Des notes de guitare s’échappent de la salle d’activités au premier étage de cette résidence de services Abrapa du quartier de Cronenbourg. On a quitté l’agitation de début d’après-midi de la rue Langevin, pour rejoindre une ambiance plus apaisée, les habituées étaient toutes à l’heure et même en avance pour le rendez-vous musical et hebdomadaire animé par l’association Ballade. 

On reconnaît les mesures de Jeux interdits. Jean-Claude, Le guitariste a un chapeau et la plaisanterie qui sort aussi facilement que les accords de sa gratte : « J’ai appris cette musique pour draguer », avoue-t-il à l’assistance qui rigole. On verra qu’au cours de cette séance, l’amour est souvent évoqué : ce n’est pas parce que les dames présentes ont plus de 80 ans pour certaines qu’elles ont lâché la partie. 

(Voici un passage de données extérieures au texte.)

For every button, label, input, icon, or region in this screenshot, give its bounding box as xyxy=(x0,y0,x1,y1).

Cette semaine, Mariana a décidé de faire apprendre une chanson de Luciane Delyle Photo : Abdesslam Mirdass / Rue89 Strasbourg

Tous les lundis depuis l’été 2021, l’association Ballade vient animer le début d’après-midi de Georgette, Liliane, Christiane, Jeanine et Monique, résidentes dans cet établissement pour personnes âgées géré par l’Abrapa. Aujourd’hui l’assemblée ne compte que des femmes, mais parfois des messieurs se joignent à elles.  Aux côtés de Jean-Claude Chojcan, musicien issu du conservatoire, qui a créée la structure il y a 20 ans, Yuliia et Marina, sont là pour faire chanter. Les deux jeunes filles sont ukrainiennes, arrivées à Strasbourg il y a presque 3 ans lors d’un volontariat européen. L’association née à Cronenbourg a toujours eu des liens avec ce pays à l’Est de l’Europe, aujourd’hui déchiré par la guerre. Depuis l’invasion russe fin février, ils se sont encore resserrés. Antonina, 20 ans, de Lviv, a rejoint Strasbourg il y a trois semaines : sa venue pour un service européen, a été accélérée en raison du conflit. 

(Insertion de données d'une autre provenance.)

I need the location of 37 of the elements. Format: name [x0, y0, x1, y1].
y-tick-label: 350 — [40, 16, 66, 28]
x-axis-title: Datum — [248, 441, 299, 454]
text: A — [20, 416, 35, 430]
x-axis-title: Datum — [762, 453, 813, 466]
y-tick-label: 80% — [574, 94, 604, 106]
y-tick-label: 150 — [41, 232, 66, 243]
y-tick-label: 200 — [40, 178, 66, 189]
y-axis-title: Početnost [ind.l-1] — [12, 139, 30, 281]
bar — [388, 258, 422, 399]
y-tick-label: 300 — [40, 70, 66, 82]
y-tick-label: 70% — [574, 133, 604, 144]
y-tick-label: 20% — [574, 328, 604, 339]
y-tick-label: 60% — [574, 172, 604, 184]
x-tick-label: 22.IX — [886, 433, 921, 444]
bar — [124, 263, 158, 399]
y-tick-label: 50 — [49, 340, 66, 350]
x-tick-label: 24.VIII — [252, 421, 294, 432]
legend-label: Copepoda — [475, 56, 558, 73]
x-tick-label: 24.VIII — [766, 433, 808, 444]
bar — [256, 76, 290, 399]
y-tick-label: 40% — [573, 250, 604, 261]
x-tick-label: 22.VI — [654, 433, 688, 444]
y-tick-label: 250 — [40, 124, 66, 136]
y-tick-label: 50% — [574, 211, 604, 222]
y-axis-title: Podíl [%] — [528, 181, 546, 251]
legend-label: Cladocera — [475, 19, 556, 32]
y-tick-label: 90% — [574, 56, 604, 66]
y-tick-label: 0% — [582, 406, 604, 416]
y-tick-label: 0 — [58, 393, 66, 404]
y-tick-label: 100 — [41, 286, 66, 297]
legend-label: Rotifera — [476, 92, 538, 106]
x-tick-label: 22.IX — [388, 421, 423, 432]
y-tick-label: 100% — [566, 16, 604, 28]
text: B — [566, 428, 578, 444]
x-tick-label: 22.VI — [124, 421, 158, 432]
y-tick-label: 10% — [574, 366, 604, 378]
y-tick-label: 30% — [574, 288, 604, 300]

Chanter en français, en espagnol et en ukrainien

Christiane, 71 ans, a reconnu la musique et se demande si elle ne vient pas d’un film avec Catherine Deneuve, ou avec « une autre actrice, blonde et belle ». Jean-Claude embraye sur l’histoire de cet air mythique composé par un musicien espagnol, Narciso Yepes, et qui a donné envie à des hordes d’ados des années 1960 d’apprendre la guitare. Intervention de Marina, 22 ans : « Mais c’est une musique qui existe chez nous aussi ». Les jeunes Ukrainiennes se lancent dans un refrain : la parenté est bien là.

Frontières et générations ne signifient plus grand chose ici. Le slogan de Ballade, « Des musiques d’ici et des ailleurs qui vivent ici », se moque aussi des différences d’âge. L’association est habituée aux ateliers à destination des enfants et à mettre le feu à la scène, en France, comme lors de tournées européennes, mais dans cette résidence, les musiciens et chanteuses semblent tout aussi à leur aise. Antonina accompagne la guitare avec un ukulélé, Yuliia lui traduit les échanges du français à l’ukrainien. 

Les bienfaits de la musique et du chant sont reconnus et conseillés dans les établissements qui accueillent les personnes âgées. Plus qu’un passe temps, l’activité offre aussi un contact social, facilite les échanges et permet d’exercer la mémoire ou de raviver des souvenirs et moments heureux.

Yuliia aide à retrouver les paroles des chansons Photo : Abdesslam Mirdass / Rue89 Strasbourg

Les mamies se sont apprêtées pour cette après-midi. Mises en plis soignées, bijoux et foulards élégants sont de sortie. Elles ont aussi à la main un tas de feuilles photocopiées avec des paroles en gros caractères. Des chansons du répertoire français : Piaf, Trenet… mais aussi des morceaux espagnols et ukrainiens, comme « Kolomyka »,  qu’elles commencent à bien connaître ou cet autre refrain qui raconte l’histoire d’une fille qui donne rendez-vous à son amoureux, lundi, mardi, mercredi, etc. et ne vient jamais. Georgette, 84 ans, suit attentivement les paroles transcrites en français avec une loupe.

Chanter en ukrainien

Les jeunes filles font répéter lentement et les dames entonnent avec application et enthousiasme les mots étrangers, l’une d’elle demande « on peut répéter le deuxième couplet ? Il est un peu dur. » À chaque fois, les jeunes Ukrainiennes traduisent et racontent et des discussions suivent. Monique, 67 ans, apprécie vraiment cette activité : 

« Je faisais partie d’une chorale à Schiltigheim, j’aime bien chanter en groupe, je me laisse aller et je participe aussi. C’est un peu difficile les chansons en ukrainien mais quand on lit, ça va. C’est bien aussi de les entendre chanter, les filles. » 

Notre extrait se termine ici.